The size of the life insurance policy that's right for you depends on a lot of factors. Try to figure out how much your family would need to continue their lifestyle if you were to pass away. Many experts suggest six to ten times your yearly salary. Take into consideration the following:
- The usual expenses of your family
- Large amounts of money needed in your child's future - college costs, for example
- How much income you usually provide for your family.
- The extra expense of raising a family alone (childcare, domestic help, etc.)
- Your assets and investments that will be available to pay these expenses. That will reduce the amount of life insurance needed.
There are many different types of life insurance, but two of the most common are term insurance and whole life insurance. Term insurance is like auto insurance.
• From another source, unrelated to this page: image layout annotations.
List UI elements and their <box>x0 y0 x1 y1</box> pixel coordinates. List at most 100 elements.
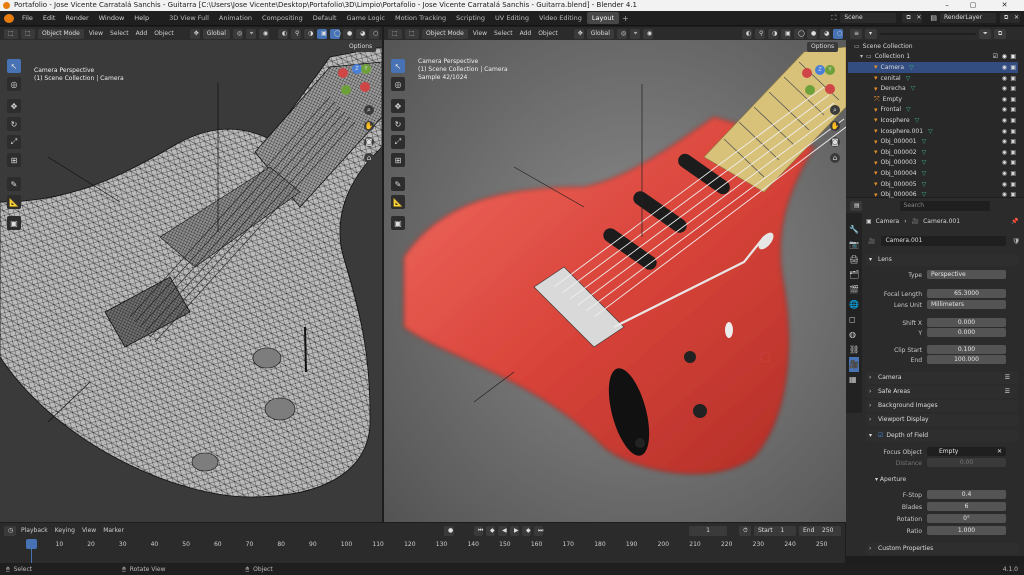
pivot-icon[interactable]: ◎ <box>616 28 627 39</box>
datablock-selector[interactable]: 🎥 Camera.001 🛡 <box>868 236 1020 246</box>
scene-selector[interactable]: Scene <box>840 13 897 23</box>
preview-range-icon[interactable]: ⏱ <box>739 525 751 536</box>
viewport-menu-object[interactable]: Object <box>152 30 176 37</box>
visibility-eye-icon[interactable]: ◉ <box>1002 75 1007 82</box>
menu-window[interactable]: Window <box>94 14 130 22</box>
wireframe-shading-icon[interactable]: ◯ <box>794 28 805 39</box>
xray-icon[interactable]: ▣ <box>317 28 327 39</box>
datablock-name-field[interactable]: Camera.001 <box>881 236 1007 246</box>
render-camera-icon[interactable]: ▣ <box>1010 170 1016 177</box>
render-camera-icon[interactable]: ▣ <box>1010 128 1016 135</box>
close-icon[interactable]: ✕ <box>985 0 1024 11</box>
pin-icon[interactable]: 📌 <box>1011 218 1018 225</box>
orientation-selector[interactable]: Global <box>202 28 230 39</box>
gizmo-neg-x-icon[interactable] <box>825 84 835 94</box>
current-frame-field[interactable]: 1 <box>689 525 727 536</box>
wireframe-shading-icon[interactable]: ◯ <box>330 28 341 39</box>
measure-tool-icon[interactable]: 📐 <box>391 195 405 209</box>
outliner-scene-collection[interactable]: ▭ Scene Collection <box>848 41 1018 52</box>
outliner-item[interactable]: ⤧ Empty ◉ ▣ <box>848 94 1018 105</box>
camera-panel-header[interactable]: › Camera ☰ <box>866 372 1018 384</box>
render-camera-icon[interactable]: ▣ <box>1010 149 1016 156</box>
delete-layer-icon[interactable]: ✕ <box>1010 13 1020 23</box>
frame-end-field[interactable]: End 250 <box>799 525 841 536</box>
clip-start-field[interactable]: 0.100 <box>927 345 1006 354</box>
annotate-tool-icon[interactable]: ✎ <box>391 177 405 191</box>
visibility-eye-icon[interactable]: ◉ <box>1002 170 1007 177</box>
visibility-eye-icon[interactable]: ◉ <box>1002 159 1007 166</box>
visibility-eye-icon[interactable]: ◉ <box>1002 117 1007 124</box>
output-tab-icon[interactable]: 🖨 <box>849 252 859 267</box>
workspace-tab[interactable]: UV Editing <box>490 12 534 24</box>
add-workspace-icon[interactable]: + <box>622 14 629 23</box>
render-camera-icon[interactable]: ▣ <box>1010 159 1016 166</box>
display-mode-icon[interactable]: ▾ <box>865 28 877 39</box>
render-camera-icon[interactable]: ▣ <box>1010 106 1016 113</box>
editor-type-icon[interactable]: ▤ <box>850 200 862 211</box>
jump-end-icon[interactable]: ⏭ <box>534 525 543 536</box>
texture-tab-icon[interactable]: ▦ <box>849 372 859 387</box>
visibility-eye-icon[interactable]: ◉ <box>1002 85 1007 92</box>
timeline-menu-playback[interactable]: Playback <box>19 527 50 534</box>
outliner-item[interactable]: ▾ Obj_000003 ▽ ◉ ▣ <box>848 158 1018 169</box>
snap-icon[interactable]: ⌖ <box>245 28 256 39</box>
solid-shading-icon[interactable]: ● <box>807 28 817 39</box>
viewport-menu-add[interactable]: Add <box>518 30 534 37</box>
next-key-icon[interactable]: ◆ <box>522 525 531 536</box>
gizmo-y-icon[interactable]: Y <box>825 65 835 75</box>
outliner-item[interactable]: ▾ Icosphere ▽ ◉ ▣ <box>848 115 1018 126</box>
background-images-panel-header[interactable]: › Background Images <box>866 400 1018 412</box>
clip-end-field[interactable]: 100.000 <box>927 355 1006 364</box>
render-camera-icon[interactable]: ▣ <box>1010 75 1016 82</box>
outliner-collection[interactable]: ▾ ▭ Collection 1 ☑ ◉ ▣ <box>848 52 1018 63</box>
scale-tool-icon[interactable]: ⤢ <box>7 135 21 149</box>
distance-field[interactable]: 0.00 <box>927 458 1006 467</box>
lock-camera-icon[interactable]: ⌂ <box>364 153 374 163</box>
rotate-tool-icon[interactable]: ↻ <box>7 117 21 131</box>
outliner-item[interactable]: ▾ Obj_000005 ▽ ◉ ▣ <box>848 179 1018 190</box>
workspace-tab[interactable]: 3D View Full <box>164 12 214 24</box>
add-cube-tool-icon[interactable]: ▣ <box>391 216 405 230</box>
add-cube-tool-icon[interactable]: ▣ <box>7 216 21 230</box>
viewport-menu-view[interactable]: View <box>471 30 489 37</box>
xray-icon[interactable]: ▣ <box>781 28 791 39</box>
viewport-left[interactable]: ⬚ ⬚ Object Mode View Select Add Object ✥… <box>0 27 382 522</box>
panel-menu-icon[interactable]: ☰ <box>1005 372 1010 384</box>
workspace-tab-active[interactable]: Layout <box>586 12 619 24</box>
workspace-tab[interactable]: Default <box>308 12 342 24</box>
render-camera-icon[interactable]: ▣ <box>1010 64 1016 71</box>
physics-tab-icon[interactable]: ◍ <box>849 327 859 342</box>
render-camera-icon[interactable]: ▣ <box>1010 138 1016 145</box>
maximize-icon[interactable]: ▢ <box>962 0 984 11</box>
transform-tool-icon[interactable]: ⊞ <box>391 153 405 167</box>
transform-tool-icon[interactable]: ⊞ <box>7 153 21 167</box>
render-camera-icon[interactable]: ▣ <box>1010 96 1016 103</box>
pan-hand-icon[interactable]: ✋ <box>364 121 374 131</box>
editor-type-icon[interactable]: ◷ <box>4 525 16 536</box>
custom-properties-panel-header[interactable]: › Custom Properties <box>866 543 1018 555</box>
panel-menu-icon[interactable]: ☰ <box>1005 386 1010 398</box>
render-camera-icon[interactable]: ▣ <box>1010 53 1016 60</box>
visibility-icon[interactable]: ◐ <box>278 28 288 39</box>
viewport-menu-select[interactable]: Select <box>492 30 515 37</box>
select-tool-icon[interactable]: ↖ <box>7 59 21 73</box>
fake-user-icon[interactable]: 🛡 <box>1012 238 1020 245</box>
world-tab-icon[interactable]: 🌐 <box>849 297 859 312</box>
focus-object-field[interactable]: Empty ✕ <box>927 447 1006 456</box>
select-tool-icon[interactable]: ↖ <box>391 59 405 73</box>
render-camera-icon[interactable]: ▣ <box>1010 85 1016 92</box>
measure-tool-icon[interactable]: 📐 <box>7 195 21 209</box>
rendered-shading-icon[interactable]: ○ <box>833 28 843 39</box>
gizmo-z-icon[interactable]: Z <box>815 65 825 75</box>
outliner-item[interactable]: ▾ Frontal ▽ ◉ ▣ <box>848 105 1018 116</box>
outliner-item[interactable]: ▾ Derecha ▽ ◉ ▣ <box>848 83 1018 94</box>
expand-arrow-icon[interactable]: ▾ <box>860 53 863 60</box>
overlay-icon[interactable]: ◑ <box>768 28 778 39</box>
move-tool-icon[interactable]: ✥ <box>391 99 405 113</box>
new-layer-icon[interactable]: ⧉ <box>1000 13 1010 23</box>
cursor-tool-icon[interactable]: ◎ <box>391 77 405 91</box>
material-shading-icon[interactable]: ◕ <box>820 28 830 39</box>
visibility-eye-icon[interactable]: ◉ <box>1002 53 1007 60</box>
dof-checkbox-icon[interactable]: ☑ <box>878 432 883 439</box>
ratio-field[interactable]: 1.000 <box>927 526 1006 535</box>
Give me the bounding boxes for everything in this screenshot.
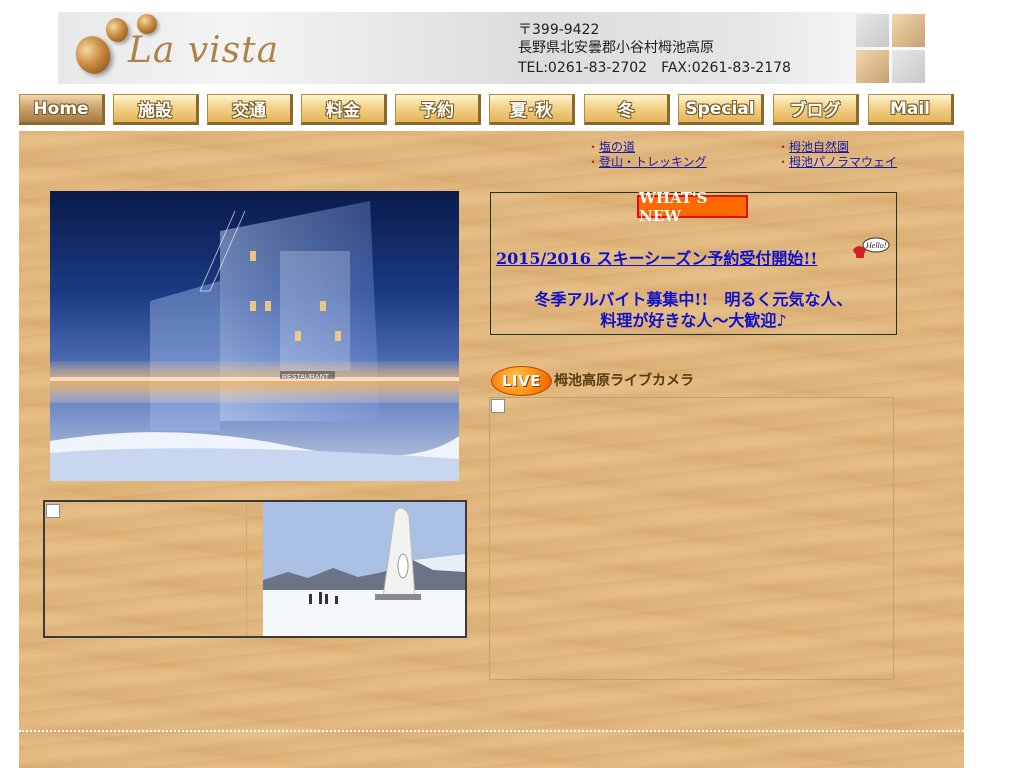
nav-label: Special [685, 98, 755, 119]
snow-monument-photo[interactable] [263, 502, 465, 636]
news-headline-link[interactable]: 2015/2016 スキーシーズン予約受付開始!! [496, 245, 817, 269]
nav-home[interactable]: Home [19, 94, 105, 125]
live-badge: LIVE [491, 366, 552, 396]
phone-icon: Hello! [853, 237, 890, 258]
nav-access[interactable]: 交通 [207, 94, 293, 125]
nav-label: Home [33, 98, 89, 119]
nav-label: ブログ [789, 101, 841, 121]
nav-winter[interactable]: 冬 [584, 94, 670, 125]
sublink-item: ・栂池パノラマウェイ [777, 151, 897, 170]
contact-info: TEL:0261-83-2702 FAX:0261-83-2178 [518, 60, 791, 76]
site-logo[interactable]: La vista [128, 30, 279, 71]
nav-label: 夏･秋 [509, 101, 553, 121]
deco-tile [856, 50, 889, 83]
bullet: ・ [587, 155, 600, 169]
address: 長野県北安曇郡小谷村栂池高原 [518, 40, 714, 56]
deco-tile [892, 14, 925, 47]
sublink-trekking[interactable]: 登山・トレッキング [599, 155, 707, 169]
postal-code: 〒399-9422 [518, 22, 600, 38]
footer-divider [19, 730, 964, 732]
lodge-night-photo: RESTAURANT [50, 191, 459, 481]
snow-scene-illustration [263, 502, 465, 636]
nav-special[interactable]: Special [678, 94, 764, 125]
hello-text: Hello! [865, 241, 887, 250]
live-camera-frame[interactable] [489, 397, 894, 680]
news-line-2: 料理が好きな人～大歓迎♪ [600, 311, 787, 330]
live-camera-title: 栂池高原ライブカメラ [554, 373, 694, 389]
whats-new-badge: WHAT'S NEW [637, 189, 748, 225]
nav-label: 料金 [326, 101, 360, 121]
nav-label: 冬 [617, 101, 635, 121]
thumbnail-left[interactable] [45, 502, 247, 636]
nav-label: 施設 [138, 101, 172, 121]
bullet: ・ [777, 155, 790, 169]
nav-price[interactable]: 料金 [301, 94, 387, 125]
lodge-illustration: RESTAURANT [50, 191, 459, 481]
broken-image-icon [46, 504, 60, 518]
nav-blog[interactable]: ブログ [773, 94, 859, 125]
deco-tile [856, 14, 889, 47]
hello-phone-icon: Hello! [850, 236, 890, 264]
nav-summer-autumn[interactable]: 夏･秋 [489, 94, 575, 125]
nav-label: 交通 [232, 101, 266, 121]
nav-label: 予約 [420, 101, 454, 121]
sublink-item: ・登山・トレッキング [587, 151, 707, 170]
nav-mail[interactable]: Mail [868, 94, 954, 125]
nav-facilities[interactable]: 施設 [113, 94, 199, 125]
deco-tile [892, 50, 925, 83]
broken-image-icon [491, 399, 505, 413]
nav-label: Mail [889, 98, 931, 119]
sublink-panorama-way[interactable]: 栂池パノラマウェイ [789, 155, 897, 169]
restaurant-sign: RESTAURANT [282, 374, 330, 381]
nav-reservation[interactable]: 予約 [395, 94, 481, 125]
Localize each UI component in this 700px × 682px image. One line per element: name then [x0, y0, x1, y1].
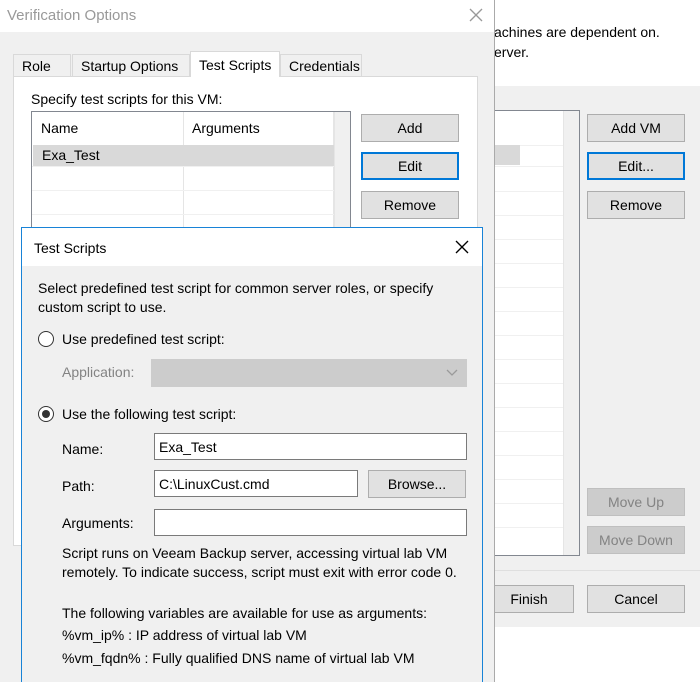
name-input[interactable]: Exa_Test — [154, 433, 467, 460]
move-up-button[interactable]: Move Up — [587, 488, 685, 516]
add-script-button[interactable]: Add — [361, 114, 459, 142]
custom-script-label[interactable]: Use the following test script: — [62, 406, 236, 422]
tab-credentials[interactable]: Credentials — [280, 54, 362, 76]
vm-list-selected-row[interactable] — [494, 145, 520, 165]
edit-script-button[interactable]: Edit — [361, 152, 459, 180]
variables-heading: The following variables are available fo… — [62, 605, 427, 621]
test-scripts-list[interactable]: Name Arguments Exa_Test — [31, 111, 351, 231]
move-down-button[interactable]: Move Down — [587, 526, 685, 554]
wizard-description-line-2: erver. — [494, 44, 530, 60]
edit-vm-button[interactable]: Edit... — [587, 152, 685, 180]
remove-vm-button[interactable]: Remove — [587, 191, 685, 219]
script-info-text: Script runs on Veeam Backup server, acce… — [62, 545, 457, 580]
table-row[interactable]: Exa_Test — [33, 145, 335, 166]
column-header-name[interactable]: Name — [41, 120, 78, 136]
arguments-input[interactable] — [154, 509, 467, 536]
wizard-description-line-1: achines are dependent on. — [494, 24, 660, 40]
column-header-arguments[interactable]: Arguments — [192, 120, 260, 136]
vm-list[interactable] — [494, 110, 580, 556]
name-label: Name: — [62, 441, 104, 457]
path-label: Path: — [62, 478, 95, 494]
predefined-script-label[interactable]: Use predefined test script: — [62, 331, 225, 347]
remove-script-button[interactable]: Remove — [361, 191, 459, 219]
script-name-cell: Exa_Test — [42, 147, 100, 163]
verification-options-titlebar: Verification Options — [0, 0, 494, 32]
chevron-down-icon — [446, 369, 458, 376]
wizard-separator — [480, 570, 700, 571]
custom-script-radio[interactable] — [38, 406, 54, 422]
variable-vm-fqdn: %vm_fqdn% : Fully qualified DNS name of … — [62, 650, 415, 666]
test-scripts-label: Specify test scripts for this VM: — [31, 91, 223, 107]
test-scripts-titlebar: Test Scripts — [22, 228, 482, 266]
close-icon[interactable] — [467, 6, 485, 24]
tab-test-scripts[interactable]: Test Scripts — [190, 51, 280, 77]
test-scripts-dialog: Test Scripts Select predefined test scri… — [21, 227, 483, 682]
application-select[interactable] — [151, 359, 467, 387]
close-icon[interactable] — [454, 239, 470, 255]
tab-role[interactable]: Role — [13, 54, 71, 76]
add-vm-button[interactable]: Add VM — [587, 114, 685, 142]
predefined-script-radio[interactable] — [38, 331, 54, 347]
cancel-button[interactable]: Cancel — [587, 585, 685, 613]
arguments-label: Arguments: — [62, 515, 134, 531]
application-label: Application: — [62, 364, 135, 380]
wizard-header — [494, 0, 700, 86]
browse-button[interactable]: Browse... — [368, 470, 466, 498]
vm-list-scrollbar[interactable] — [563, 111, 579, 555]
verification-options-title: Verification Options — [7, 7, 137, 24]
variable-vm-ip: %vm_ip% : IP address of virtual lab VM — [62, 627, 307, 643]
test-scripts-list-scrollbar[interactable] — [334, 112, 350, 230]
tab-startup-options[interactable]: Startup Options — [72, 54, 190, 76]
test-scripts-title: Test Scripts — [34, 240, 107, 256]
finish-button[interactable]: Finish — [484, 585, 574, 613]
dialog-description: Select predefined test script for common… — [38, 280, 434, 315]
path-input[interactable]: C:\LinuxCust.cmd — [154, 470, 358, 497]
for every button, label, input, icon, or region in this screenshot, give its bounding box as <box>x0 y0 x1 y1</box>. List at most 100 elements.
You pay a premium, and if you die during that term, your beneficiaries will be paid. The rates increase as you get older because your chance of death is higher. Whole life insurance guarantees a level premium over your whole life. A whole life policy accumulates cash value, but to tap that value you must cancel the policy or borrow against it. When you die, the insurance company pays only the face value of the policy, not the face value plus the cash value. If you cancel the policy, you will be taxed on the amount you receive less the premiums you have paid.
Talk to an insurance agent for more specific information about life insurance plans and which one is right for you.